The Republican candidates for president continue their mind-boggling endorsement of bombing Mexico to fight drug cartels.
HHS recommends marijuana be reclassified as a Schedule III drug.
Cops continue to confuse irrational panic attacks about fentanyl exposure for “the effects of fentanyl exposure.” And media outlets continue to parrot their nonsense.
The Courts
Twenty-five years ago, Dontae Spivey was convicted of murder in part because of police testimony at trial that claimed officers saw Spivey discard a sweatshirt and hat found near the murder weapon. DNA was inconclusive on each, but Maryland prosecutors argued Spivey wore and threw the sweatshirt and hat away, which they said showed consciousness of guilt. Now, more advanced DNA testing has excluded Spivey as the source of the DNA on the hat and sweatshirt. A Baltimore Circuit Judge has agreed to a new hearing.
The US Court of Appeals for the Sixth Circuit upheld a former death row inmate’s conviction despite the prosecution’s illegal suppression of evidence that may have been grounds for reasonable doubt at trial.
The US Court of Appeals for the Second Circuit allowed Cristal Starling to challenge $8,000 worth of seized assets, reversing a lower court ruling. Police never charged Starling with a crime, but raided her apartment and seized $8,000 in cash after suspecting her then-boyfriend of drug dealing. Starling was saving money for her small business. She planned to contest the seizure, but missed a deadline.
Here’s a really a useful guide to every state supreme court.
A Fifth Circuit panel ruled 2-1 that Mississippi’s lifetime ban against voting for certain felons is unconstitutional.
Other issues
An agent with the Secret Service sent an email in September 2020 calling himself the Secret Service’s “unofficial liaison to the Oath Keepers (inching towards official).” The agent also shared Oath Keeper leader Stewart Rhodes’s phone number.

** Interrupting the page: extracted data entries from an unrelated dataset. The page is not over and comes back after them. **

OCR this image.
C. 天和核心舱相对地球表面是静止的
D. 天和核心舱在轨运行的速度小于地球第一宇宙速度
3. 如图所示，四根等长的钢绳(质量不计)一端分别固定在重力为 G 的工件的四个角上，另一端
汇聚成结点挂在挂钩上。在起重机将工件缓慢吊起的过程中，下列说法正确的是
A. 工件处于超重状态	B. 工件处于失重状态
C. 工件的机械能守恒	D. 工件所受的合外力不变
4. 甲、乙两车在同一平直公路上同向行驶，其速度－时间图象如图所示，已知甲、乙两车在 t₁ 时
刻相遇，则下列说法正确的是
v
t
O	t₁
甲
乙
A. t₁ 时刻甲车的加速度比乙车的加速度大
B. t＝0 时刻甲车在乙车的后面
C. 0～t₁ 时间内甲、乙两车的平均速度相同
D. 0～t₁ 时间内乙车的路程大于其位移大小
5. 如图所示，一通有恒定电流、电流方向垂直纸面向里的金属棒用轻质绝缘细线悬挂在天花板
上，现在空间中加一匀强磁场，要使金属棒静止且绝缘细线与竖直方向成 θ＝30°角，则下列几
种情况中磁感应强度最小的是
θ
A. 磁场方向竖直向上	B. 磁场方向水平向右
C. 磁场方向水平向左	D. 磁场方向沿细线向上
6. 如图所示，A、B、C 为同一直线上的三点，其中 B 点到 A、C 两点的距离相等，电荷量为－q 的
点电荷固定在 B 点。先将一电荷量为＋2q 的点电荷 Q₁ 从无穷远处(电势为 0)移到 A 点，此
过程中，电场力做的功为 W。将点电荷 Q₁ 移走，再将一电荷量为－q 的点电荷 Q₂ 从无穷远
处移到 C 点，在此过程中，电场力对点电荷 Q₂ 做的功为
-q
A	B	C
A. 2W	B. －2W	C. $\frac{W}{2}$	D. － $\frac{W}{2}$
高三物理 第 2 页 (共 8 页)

At The Bulwark, Joseph Bouchard warns of the right’s troubling embrace of El Salvador’s President and admitted autocrat Nayib Bukele. As Bouchard writes, conservatives seem to love Bukele not in spite of the fact that he governs through fear, mass incarceration, and an ever-growing list of due process and human rights violations, but because of those things.
Transcripts revealed attorneys for Twitter/X tried to impede Special Counsel Jack Smith’s search warrant for Trump’s Twitter data. The exchange stands in stark contrast to Elon Musk’s capitulation to requests for user data from authoritarian governments.
The 2023 U.S. murder rate is on pace for a historic drop.
Republican lawmakers in 20 states are pushing bills that would require teachers to out LGBT students to their parents.
Here’s a staggering report on driving suspensions in Ohio. The state suspends 1 in 50 licenses of people over the age of 18. Many cannot afford to pay fines for their license reinstatement, totaling $332 million in fees among Ohioans with suspensions.
This week in dog history:
From Newspapers.com: The tale of Bummer and Lazerus
Photo:
The L.A. Skyline
Welcome aboard, Peter!
I detect a bit of scope creep in this blog. I've always viewed it as limited to the criminal justice system. Is it expanding to other state abuses of power, such as non-criminal First Amendment issues?